Developers - do you go to conferences?

Last week I attended QCon London, a conference focused on enterprise development and which spans multiple technologies, including Java, .NET, open source, database, mobile, and general development methodologies.

It is among my favourite conferences thanks to its vendor neutrality and the high quality of the speakers and attendees it attracts. Nevertheless, only a tiny fraction of developers make it to QCon. Vendor events like Microsoft TechEd or Oracle OpenWorld/JavaOne are bigger, and great for keeping up with what that vendor is up to, but tend to be less though-provoking as the content is steered by what one company wants to promote. It still seems to be only a small minority of developers that make it to such events.

There are lots of reasons for staying away: they are too expensive, or your company will not make the time available, or you are not convinced that there is enough signal above the noise, or you are too busy simply keeping up with the work you have already. Are conferences an unnecessary and costly distraction?

My view is the opposite. Of course I am a journalist and it is my job to track what is new; but I do some development as well, and feel that there is a real risk of falling into a safe pattern of work that makes us blind to new ideas that can quickly repay in productivity or quality the time spent in learning about them.

It is also remarkable how a good event can recover enthusiasm for the craft of writing software, something easily lost in the humdrum world of requirements and deadlines and sometimes dysfunctional corporate structures.

As for QCon, there were several things I came away with - though bear in mind that there were six tracks, so one person could only attend one sixth of what was on offer, keynotes aside.

I spent some time on the mobile track. A session by Fraser Spiers on the Apple iPad in education was irritatingly Apple-centric, but also stimulating in showing how a new model of computing can bring about profound and beneficial changes. I think we will see a lot of iPads in business computing too.

Jerome Dochez spoke on the future of Java EE, not the most exciting session but helpful to see how Java is embracing the cloud computing model.

Google's Patrick Copeland spoke on innovation at Google, with the underlying question being how to create a culture that is friendly rather than hostile to innovators and their ideas.

At the .NET State of the Art track I learned about creating RESTful services, both with the open source OpenRasta and with the official WCF Web APIs; I had not been paying attention to this area and it was an example of how attending a conference can highlight existing and important developments that you might otherwise miss. Of course being QCon the speakers were OpenRasta's author Sebastien Lambla and on WCF Microsoft's Glenn Block; exactly the people you would want to hear on these subjects.

On the last day at QCon I got best value from the NoSQL track. A simple example in a talk on graph databases and Neo4j, where the database needed to model social connections and answer questions like "Who are this persons friends, and the friends of his friends", convinced me that SQL relational databases are not the answer to every kind of data storage problem. Note that NoSQL stands for "Not only SQL" rather than "Never SQL"; you should choose the right data store for what you are storing.

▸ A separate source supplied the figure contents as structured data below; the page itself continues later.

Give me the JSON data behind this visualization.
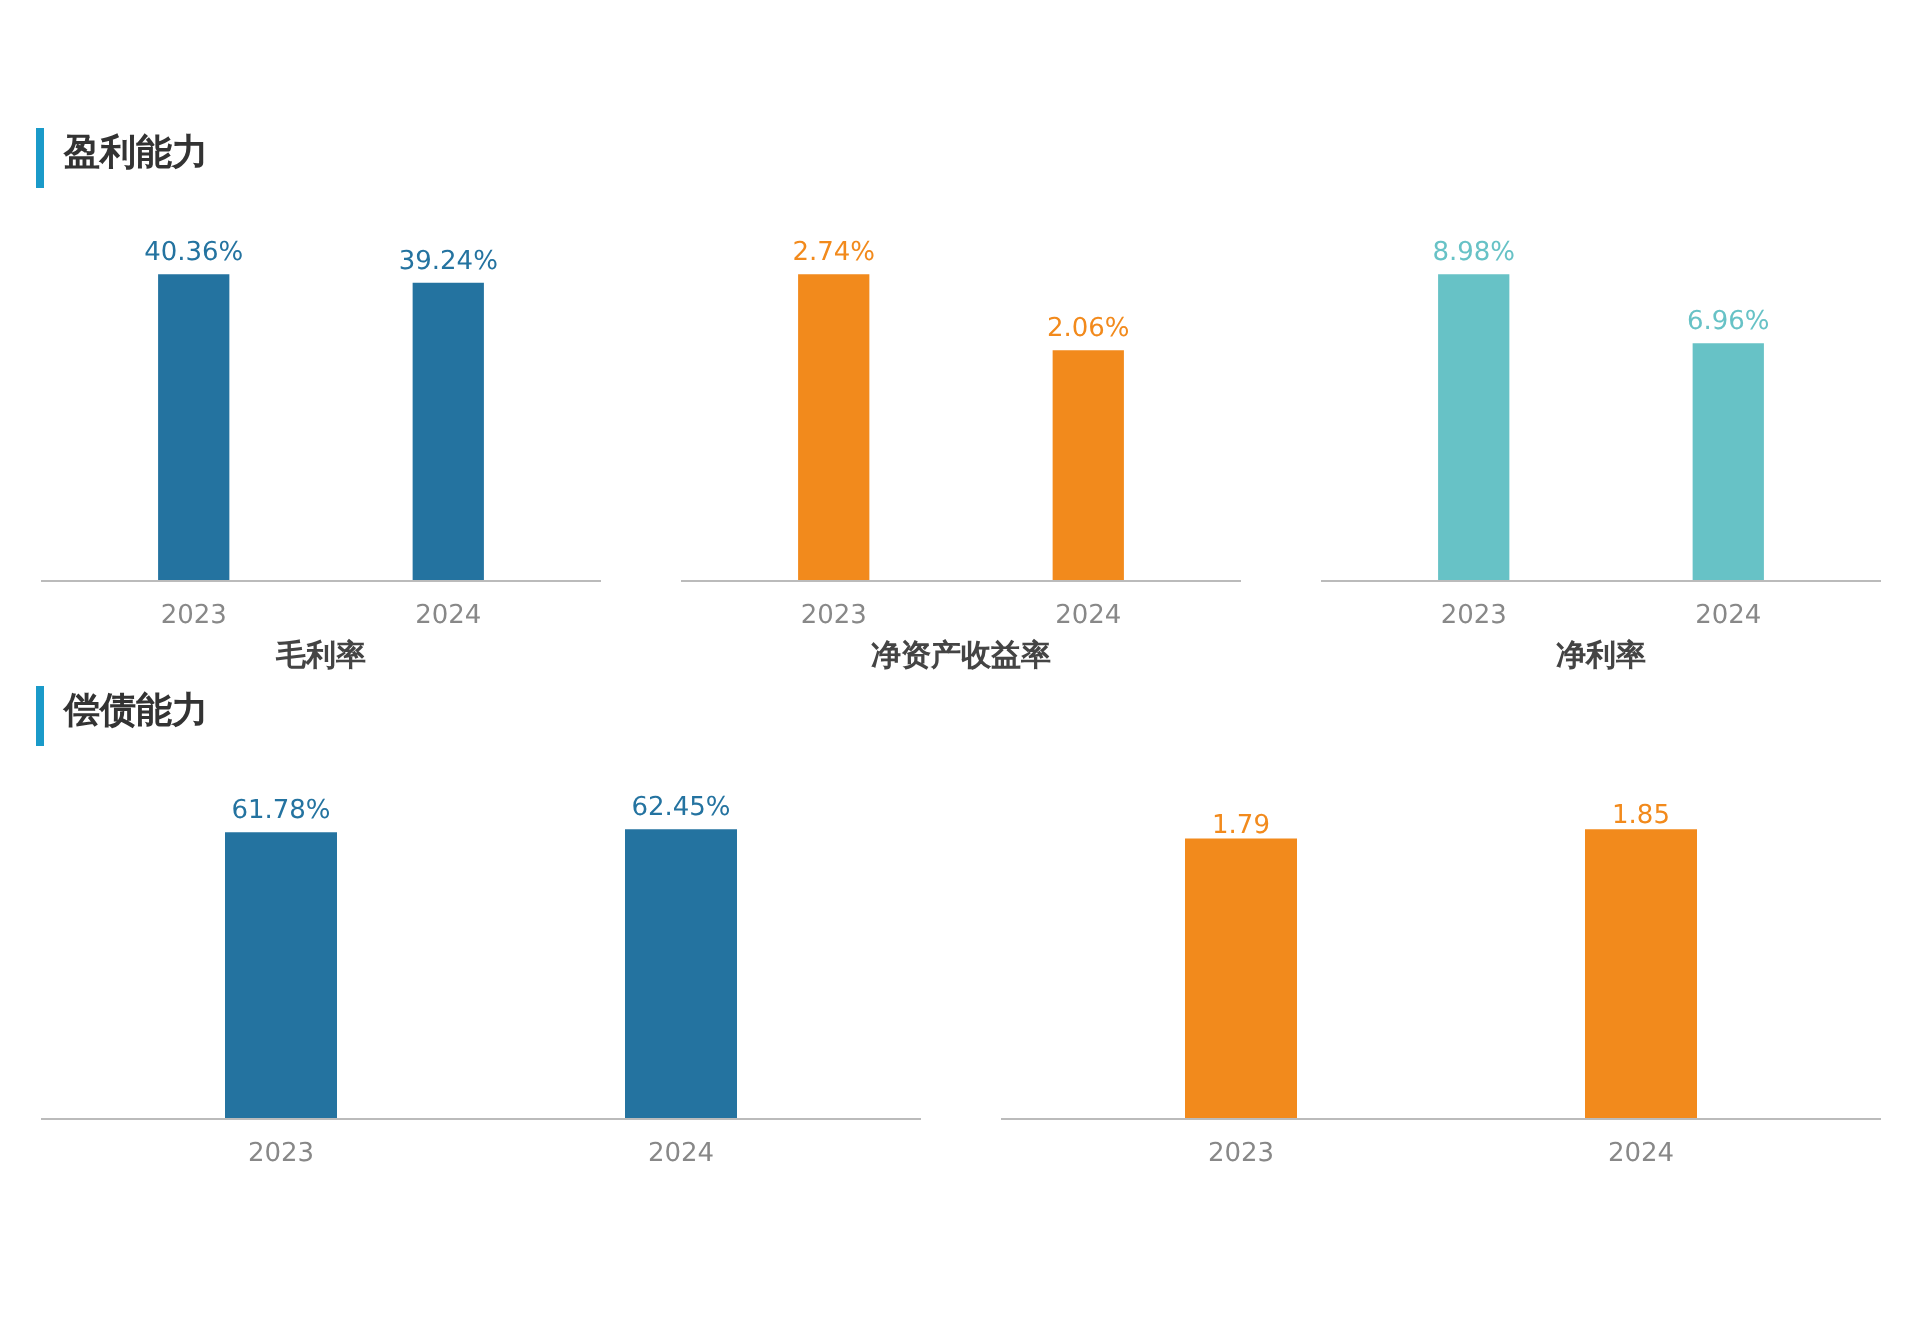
{
  "chart_data": [
    {
      "type": "bar",
      "title": "盈利能力",
      "xlabel": "毛利率",
      "categories": [
        "2023",
        "2024"
      ],
      "values": [
        40.36,
        39.24
      ],
      "value_labels": [
        "40.36%",
        "39.24%"
      ],
      "color": "#2473a0",
      "grid": false
    },
    {
      "type": "bar",
      "xlabel": "净资产收益率",
      "categories": [
        "2023",
        "2024"
      ],
      "values": [
        2.74,
        2.06
      ],
      "value_labels": [
        "2.74%",
        "2.06%"
      ],
      "color": "#f28a1c",
      "grid": false
    },
    {
      "type": "bar",
      "xlabel": "净利率",
      "categories": [
        "2023",
        "2024"
      ],
      "values": [
        8.98,
        6.96
      ],
      "value_labels": [
        "8.98%",
        "6.96%"
      ],
      "color": "#67c2c6",
      "grid": false
    },
    {
      "type": "bar",
      "title": "偿债能力",
      "categories": [
        "2023",
        "2024"
      ],
      "values": [
        61.78,
        62.45
      ],
      "value_labels": [
        "61.78%",
        "62.45%"
      ],
      "color": "#2473a0",
      "grid": false
    },
    {
      "type": "bar",
      "categories": [
        "2023",
        "2024"
      ],
      "values": [
        1.79,
        1.85
      ],
      "value_labels": [
        "1.79",
        "1.85"
      ],
      "color": "#f28a1c",
      "grid": false
    }
  ]
}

The Guardian's Matt Wall described how the Guardian web site is migrating from Oracle to mongoDB, giving the rationale and describing the benefits. I had never looked at mongoDB before and it was a fascinating talk.

At a high level, QCon has its roots in Agile development methodology; and if you study this you find that much of it boils down to fostering communication between all of a project's stakeholders (not just developers). If you came away with one good idea for improving communication in your own organisation, the whole event may well have been worthwhile.

It does not have to be QCon. My point is that going out, talking to your peers, and getting this kind of input is enormously worthwhile, even in busy or economically testing times.